My friend and I are trying to connect our Docker daemon using Docker Swarm. We both are using Windows OS and we are NOT on the same network. According to Docker docs each docker host must have the following ports open;
TCP port 2377 for cluster management communications TCP and UDP port 7946 for communication among nodes UDP port 4789 for overlay network traffic
We both have added new rules for the given ports in inbound and outbound rules in the firewall. Though we keep getting the same two errors while trying to join using token created by the manager node using docker swarm join --token
command;
1. error response from daemon: rpc error: code = Unavailable desc = connection error: desc = "transport: Error while dialing dial tcp 192.168.65.3:2377: connect: connection refused"
2. Timeout error
Also, if either of us runs docker swarm init
it shows 192.168.65.3
IP address that isn't part of any network we're connected to. What does it mean?

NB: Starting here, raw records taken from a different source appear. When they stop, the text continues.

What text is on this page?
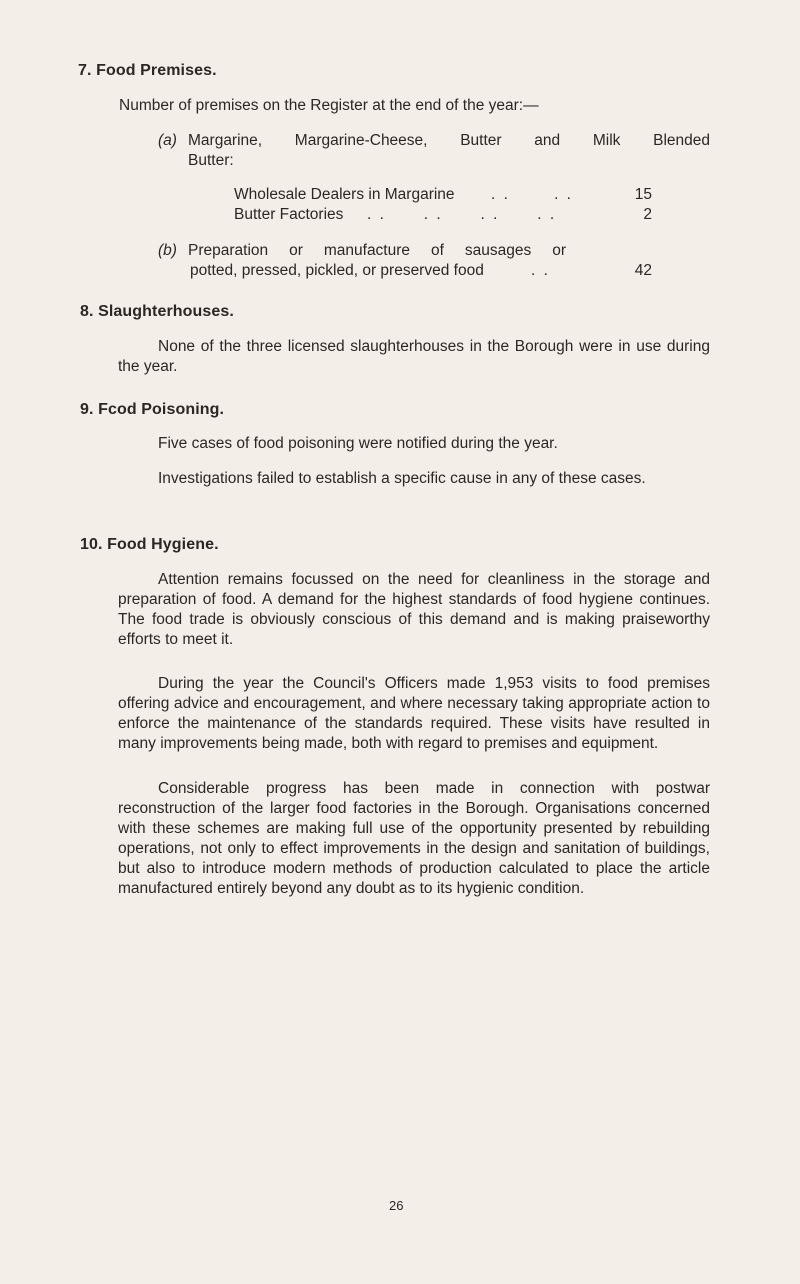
7. Food Premises.
Number of premises on the Register at the end of the year:—
(a) Margarine, Margarine-Cheese, Butter and Milk Blended
Butter:
Wholesale Dealers in Margarine . .       . .	15
Butter Factories . .      . .      . .      . .	2
(b) Preparation or manufacture of sausages or
potted, pressed, pickled, or preserved food	. .	42
8. Slaughterhouses.
None of the three licensed slaughterhouses in the Borough were in use during the year.
9. Fcod Poisoning.
Five cases of food poisoning were notified during the year.
Investigations failed to establish a specific cause in any of these cases.
10. Food Hygiene.
Attention remains focussed on the need for cleanliness in the storage and preparation of food. A demand for the highest standards of food hygiene continues. The food trade is obviously conscious of this demand and is making praiseworthy efforts to meet it.
During the year the Council's Officers made 1,953 visits to food premises offering advice and encouragement, and where necessary taking appropriate action to enforce the maintenance of the standards required. These visits have resulted in many improvements being made, both with regard to premises and equipment.
Considerable progress has been made in connection with postwar reconstruction of the larger food factories in the Borough. Organisations concerned with these schemes are making full use of the opportunity presented by rebuilding operations, not only to effect improvements in the design and sanitation of buildings, but also to introduce modern methods of production calculated to place the article manufactured entirely beyond any doubt as to its hygienic condition.
26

Docker overlay tutorial also states that in order to connect to the manager node, the worker node should add the IP address of the manager.
docker swarm join --token \ --advertise-addr IP-ADDRESS-OF-WORKER-1
IP-ADDRESS-OF-MANAGER:2377
Does it mean that in our case we have to use public IP address of the manager node after enabling port forwarding?
Potential network issues aside, here is your problem:
We both are using Windows OS
I have seen this issue in other threads when attempting to use Windows nodes in a multi-node swarm. Here are some important pieces of information from the Docker overlay networks documentation:
Before you can create an overlay network, you need to either initialize your Docker daemon as a swarm manager using
docker swarm init
or join it to an existing swarm usingdocker swarm join
. Either of these creates the default ingress overlay network which is used by swarm services by default.
Overlay network encryption is not supported on Windows. If a Windows node attempts to connect to an encrypted overlay network, no error is detected but the node cannot communicate.
By default, Docker encrypts all swarm service management traffic. As far as I know, disabling this encryption is not possible. Do not confuse this with the --opt encrypted
option, as that involves encrypting application data, not swarm management traffic.
For a single-node swarm, using Windows is just fine. For a multi-node swarm, which would be deployed using Docker stack, I highly recommend using Linux for all worker and manager nodes.
A while ago I was using Linux as a manager node and Windows as a worker node. I noticed that joining the swarm would only work if the Linux machine was the swarm manager; If the Windows machine was the manager, joining the swarm would not work. After the Windows machine joined the swarm, container-to-container communication over a user-defined overlay network would not work no matter what. Replacing the Windows machine with a Linux machine fixed all issues.